2013 yılında Şi Cinping tarafından startı verilen ‘Tek Kuşak Tek Yol’ projesi ile Çin, Batı kökenli koşullu projeler karşısında kazan-kazan anlayışına dayalı olarak bölge ülkelerine kapsayıcı bir model sundu.
Kuşak kavramı projedeki kara yolları, demir yolları, petrol ve doğal gaz boru hatları ve diğer altyapı yatırımlarını ifade etmek için kullanılmıştır. Proje ile Çin’den başlayarak Orta Asya ve Moskova üzerinden Venedik’e kadar uzanan bir ulaştırma ağı kastedilmiştir. Projede tek bir rota yerine Asya-Avrupa yönünde koridorlar planlanmıştır.
Bu güzergâhlar şu şekilde oluşturulmuştur.
Çin-Moğolistan-Rusya
Çin-Bangladeş-Hindistan-Myanmar
Çin-Merkez-Batı Asya
Çin-Hindi Çini Yarımadası
Çin-Pakistan
Bir Kuşak ve Bir Yol; Asya, Avrupa ve Afrika kıtaları boyunca uzanmakta ve Doğu’yu gelişmiş Avrupa ekonomisine bağlamayı hedef almaktadır. Projenin ilerleyeceğig üzergah ekonomik kalkınma için muazzam bir potansiyele sahip olan ülkeleri içine almaktadır. Böylelikle diğer ülkelerle çok yönlü iş birliklerinin kurulması planlanmaktadır.
Türkiye ise proje içerisinde belirlenmiş alanlardan Çin-Merkez ve Batı Asya koridoru üzerinde yer almaktadır.
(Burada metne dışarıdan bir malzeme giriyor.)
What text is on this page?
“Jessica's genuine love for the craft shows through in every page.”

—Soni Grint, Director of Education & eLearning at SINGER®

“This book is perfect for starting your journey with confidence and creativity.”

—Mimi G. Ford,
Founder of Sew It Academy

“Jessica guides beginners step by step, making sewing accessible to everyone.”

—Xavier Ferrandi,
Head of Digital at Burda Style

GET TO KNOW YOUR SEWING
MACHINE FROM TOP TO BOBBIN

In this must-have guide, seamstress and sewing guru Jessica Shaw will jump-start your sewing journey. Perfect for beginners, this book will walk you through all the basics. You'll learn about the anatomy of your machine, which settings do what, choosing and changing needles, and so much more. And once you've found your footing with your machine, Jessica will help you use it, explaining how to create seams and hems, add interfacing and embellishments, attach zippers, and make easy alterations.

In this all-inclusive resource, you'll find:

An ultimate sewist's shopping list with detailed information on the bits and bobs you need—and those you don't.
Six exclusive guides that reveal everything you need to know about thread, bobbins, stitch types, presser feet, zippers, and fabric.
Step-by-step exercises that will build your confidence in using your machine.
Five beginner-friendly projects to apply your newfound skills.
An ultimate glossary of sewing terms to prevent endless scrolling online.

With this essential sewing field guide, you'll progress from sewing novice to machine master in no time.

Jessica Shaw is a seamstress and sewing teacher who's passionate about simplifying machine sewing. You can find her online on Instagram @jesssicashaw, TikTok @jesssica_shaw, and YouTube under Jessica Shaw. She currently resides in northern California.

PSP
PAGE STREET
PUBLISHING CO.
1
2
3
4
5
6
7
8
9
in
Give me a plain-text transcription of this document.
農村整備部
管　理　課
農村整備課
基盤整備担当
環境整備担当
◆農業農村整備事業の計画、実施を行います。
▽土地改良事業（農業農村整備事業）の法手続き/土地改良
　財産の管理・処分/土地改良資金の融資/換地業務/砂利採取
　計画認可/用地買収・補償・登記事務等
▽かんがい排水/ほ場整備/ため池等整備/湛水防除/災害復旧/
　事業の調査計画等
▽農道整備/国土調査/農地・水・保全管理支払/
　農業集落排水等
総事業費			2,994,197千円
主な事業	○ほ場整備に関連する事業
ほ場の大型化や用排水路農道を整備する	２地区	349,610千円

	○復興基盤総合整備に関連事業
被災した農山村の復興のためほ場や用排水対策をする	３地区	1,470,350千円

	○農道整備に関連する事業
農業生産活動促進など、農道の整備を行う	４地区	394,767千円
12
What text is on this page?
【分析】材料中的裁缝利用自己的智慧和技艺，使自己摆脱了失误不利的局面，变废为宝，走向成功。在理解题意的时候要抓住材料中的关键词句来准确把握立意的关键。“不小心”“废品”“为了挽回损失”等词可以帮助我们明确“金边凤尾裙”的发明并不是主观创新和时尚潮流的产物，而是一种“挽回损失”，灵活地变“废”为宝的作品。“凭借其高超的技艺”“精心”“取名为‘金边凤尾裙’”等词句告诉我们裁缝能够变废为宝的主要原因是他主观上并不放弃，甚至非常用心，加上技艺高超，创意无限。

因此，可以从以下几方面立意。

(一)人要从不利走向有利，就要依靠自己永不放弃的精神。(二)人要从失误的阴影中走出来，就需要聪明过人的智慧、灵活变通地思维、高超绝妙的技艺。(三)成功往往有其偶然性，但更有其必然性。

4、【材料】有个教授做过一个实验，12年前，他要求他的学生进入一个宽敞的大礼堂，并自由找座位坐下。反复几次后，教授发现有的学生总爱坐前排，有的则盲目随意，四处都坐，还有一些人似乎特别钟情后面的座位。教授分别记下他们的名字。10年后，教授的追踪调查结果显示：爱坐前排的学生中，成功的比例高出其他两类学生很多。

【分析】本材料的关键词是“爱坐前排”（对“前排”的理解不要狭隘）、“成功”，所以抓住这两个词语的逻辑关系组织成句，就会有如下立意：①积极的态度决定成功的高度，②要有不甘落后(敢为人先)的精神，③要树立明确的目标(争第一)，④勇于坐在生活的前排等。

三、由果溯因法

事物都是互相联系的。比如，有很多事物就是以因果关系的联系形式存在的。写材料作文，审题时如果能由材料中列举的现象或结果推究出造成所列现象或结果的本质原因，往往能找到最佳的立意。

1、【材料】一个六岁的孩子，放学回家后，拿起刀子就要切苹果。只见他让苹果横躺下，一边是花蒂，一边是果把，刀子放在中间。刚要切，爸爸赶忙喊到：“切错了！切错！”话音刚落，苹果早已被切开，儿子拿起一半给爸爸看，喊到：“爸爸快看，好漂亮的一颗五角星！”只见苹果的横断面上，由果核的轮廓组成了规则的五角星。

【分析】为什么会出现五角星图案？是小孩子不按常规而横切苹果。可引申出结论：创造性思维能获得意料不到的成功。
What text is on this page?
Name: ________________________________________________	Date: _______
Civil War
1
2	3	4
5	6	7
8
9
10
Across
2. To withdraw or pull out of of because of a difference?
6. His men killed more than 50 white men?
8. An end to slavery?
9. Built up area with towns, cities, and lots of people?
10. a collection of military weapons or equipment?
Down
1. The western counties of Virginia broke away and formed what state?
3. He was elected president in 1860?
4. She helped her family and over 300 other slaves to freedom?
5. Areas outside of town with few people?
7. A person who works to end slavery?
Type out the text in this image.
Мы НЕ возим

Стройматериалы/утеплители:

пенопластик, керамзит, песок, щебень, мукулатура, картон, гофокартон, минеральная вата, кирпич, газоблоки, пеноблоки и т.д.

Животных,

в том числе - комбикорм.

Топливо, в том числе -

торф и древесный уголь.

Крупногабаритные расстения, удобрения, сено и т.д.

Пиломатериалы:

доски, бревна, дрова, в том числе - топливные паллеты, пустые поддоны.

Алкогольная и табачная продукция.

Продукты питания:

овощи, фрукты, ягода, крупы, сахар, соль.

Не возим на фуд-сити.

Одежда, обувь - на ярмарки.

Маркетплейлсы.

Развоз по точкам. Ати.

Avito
Türkiye’nin de dâhil olduğu 65 ülkeye yayılan bu proje, 4,4 milyar insanı ve küresel gayrisafi yurt içi hasılanın (GSYH) %40’ını kapsamaktadır. Etki alanı bu denli büyük olduğu için proje, uluslararası toplum tarafından büyük bir ilgiyle karşılanmıştır.
Güzergâhta bulunan ülkelerin küresel ekonomiyle entegrasyonunun sağlanması planlanırken aynı zamanda ülke içi refahın arttırılabileceği bir vizyon da sunulmuştur. Doğu’dan Batı’ya uzanan projeye yönelik başlatılan çalışmalar, hem güzergâh üzerindeki ülkelere sermaye akışı sağlamayı hem de bu ülkelerde istihdamı artırmayı hedeflemektedir.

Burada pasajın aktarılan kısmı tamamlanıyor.